Hai presente Mark Zuckerberg, il ragazzo con i capelli rossi, milionario, che ha dato vita a Facebook? Ecco, potrebbe essere lui il tuo migliore amico poiché sa tutto, ma proprio tutto di te.
Facebook, che è un’azienda informatica, raccoglie informazioni su di te ogni qual volta interagisci sulla piattaforma social: i gruppi che ti piacciano, quante volte mandi un messaggi tramite messenger ai tuoi amici, quali meme ti fanno ridere e per quale posizione politica simpatizzi.
Google, non meno di Facebook, potrebbe sapere esattamente dove abiti, quali applicazioni hai scaricato sul telefono, quali sono i numeri – e con quale nome, chissà se vero – salvati in rubrica; potrebbe sapere anche quali sono i tuoi video preferiti e, anche quelli che visualizzi usando la navigazione incognita, che credi celata.
Quando dico informazioni, poi, non parlo solo e semplicemente di quelle che inserisci di tua sponte. Provo a spiegarmi meglio: cosa cerchi su internet? Quali sono i video di YouTube che davvero ti interessano e che guardi fino alla fine? Quali, invece, quelli che interrompi? Beh, forse tu non lo sai e neanche ci fai caso, mentre Google si.
Il punto è che, senza saperlo, mentre usi il tuo computer o il tuo telefono, le aziende costruiscono una chiara immagine di te e non solo virtuale, ma anche fisica. Hai mai pensato allo sblocco del telefono con l’impronta digitale? Il database delle impronte digitali quanto si sarà espanso grazie alla grande idea dietro lo sblocco dell’Iphone con il dito?
Tutto questo per arrivare a ciò che interessa alle aziende: il guadagno. Facciamo un esempio: ti piace guardare tutti quei tutorial su come ci si puoà acconciare i capelli, su come ci si trucca o su come si possano perdere 45 kg in due giorni? Bene. Se una azienda lo scopre, potrebbe inviarti delle pubblicità, prevedendo il fatto che ci cliccherai sopra per scoprire quali prodotti ti propone. Cliccando sul link, guardando la pubblicità, l’ azienda riceverà dei soldi dai produttori.

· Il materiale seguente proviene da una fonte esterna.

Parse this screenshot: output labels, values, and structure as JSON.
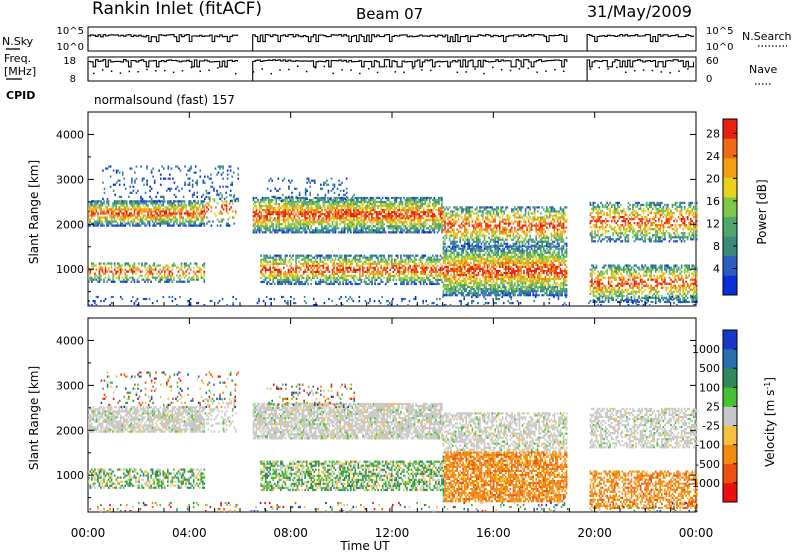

Insomma: paghi tu, anche se non te ne accorgi, con i tuoi dati, con la tua identità che si costruisce giorno per giorno in questa marea chiamata internet.
E ancora: oggi sei stanco, sei assonnato e ti senti anche un po’ raffreddato. Noti una macchia sul ginocchio e ti scordi che è la botta di ieri sera mentre ti trascinavi dal divano al letto in piena notte. Inizi a fare una ricerca su Google e ti convinci che è un principio di meningite con fuoco di Sant’ Antonio annesso. Bene: Google, con tutta probabilità, crederà che hai la meningite e, chissà dove, il fuoco di Sant’Antonio.
Ora, finché è un’azienda a credere che sei un ipocondriaco fissato con le creme per eruzioni cutanee, non è un gran problema; lo diventerebbe, invece, se un cosiddetto hacker – ossia un esperto di informatica, smanettatore di computer – rubasse alcuni dati da queste aziende costruttrici di tali bacini di informazioni sui propri (e non) utenti.
La verità, comunque, è che non c’è soluzione: se vuoi davvero usare Internet, se vuoi godere degli enormi vantaggi che esso ti offre, devi sottostare alle sue regole del gioco, almeno per il momento, con marginali eccezioni. Sarai, infatti, costretto ad accettare l’idea che non sei tu a decidere che cosa ne sarà dei tuoi dati. Dunque, armati: non cercare proprio tutto, non dire proprio tutto quello che ti passa per la mente; fanne un utilizzo ponderato, scrivi ciò che ti interessa davvero e, proteggi la tua identità rivelando meno informazioni personali possibili.